Mr. Bryksa, formerly Vice President, Engineering West with Crescent Point, is a professional engineer with a deep knowledge and understanding of the Company’s asset base. Mr. Bryksa has been directly responsible for the operations of each of Crescent Point’s core areas throughout his 12 year history with the organization. Most recently, he was responsible for overseeing the operating activities for the Company’s Shaunavon, Uinta Basin, North Dakota, Viking, Swan Hills and other Alberta resource plays, including the East Shale Duvernay. During his time with Crescent Point, Mr.

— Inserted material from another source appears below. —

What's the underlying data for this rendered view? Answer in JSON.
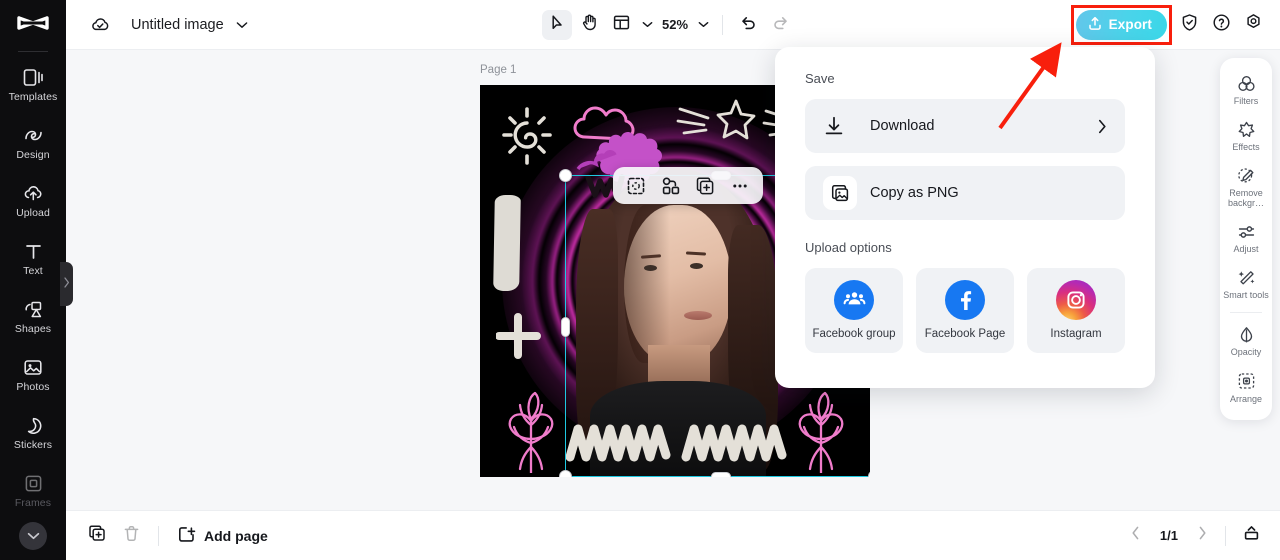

Bryksa has demonstrated strong leadership skills and has continually assumed increased responsibilities at the executive level.
“I’m proud of what Crescent Point has accomplished,” said Mr. Saxberg. “We built a company from scratch to over 180,000 boe/d and in doing so, we have rewarded our shareholders with .5 billion in dividends. After 15 years as the CEO, it’s time for me to move on and I’m confident and excited for Craig and the team to oversee Crescent Point’s long-term success.”
The Company will prioritize key value drivers, including continuing improvement of the balance sheet, capital allocation, cost reductions, strong rates of return on capital employed and free cash flow generation. These key areas of focus are expected to improve Crescent Point’s sustainability and debt adjusted per share metrics.
In addition to this management change, the Board remains committed to its ongoing renewal process to ensure new ideas are recognized within a group of directors with diverse skillsets and experiences.
The Company and the Board would like to thank its shareholders for their ongoing support. For more background information on our management team and Board of Directors, please visit http://www.crescentpointenergy.com/about-us.
Non-GAAP Financial Measures
In this press release, the Company uses the terms “return on capital employed” and “free cash flow generation”. These terms do not have standardized meaning as prescribed by IFRS and, therefore, may not be comparable with the calculation of similar measures presented by other issuers.
Return on capital employed is defined as return on average capital employed and is calculated as earnings before interest and taxes divided by average capital employed. Free cash flow is calculated as funds flow from operations less capital expenditures.
Forward-Looking Statements and Other Matters
Certain statements contained in this press release constitute “forward-looking statements” within the meaning of section 27A of the Securities Act of 1933 and section 21E of the Securities Exchange Act of 1934 and “forward-looking information” for the purposes of Canadian securities regulation (collectively, “forward-looking statements”). The Company has tried to identify such forward-looking statements by use of such words as “could”, “should”, “can”, “anticipate”, “expect”, “believe”, “will”, “may”, “intend”, “projected”, “sustain”, “continues”, “strategy”, “potential”, “projects”, “grow”, “take advantage”, “estimate”, “well-positioned” and other similar expressions, but these words are not the exclusive means of identifying such statements.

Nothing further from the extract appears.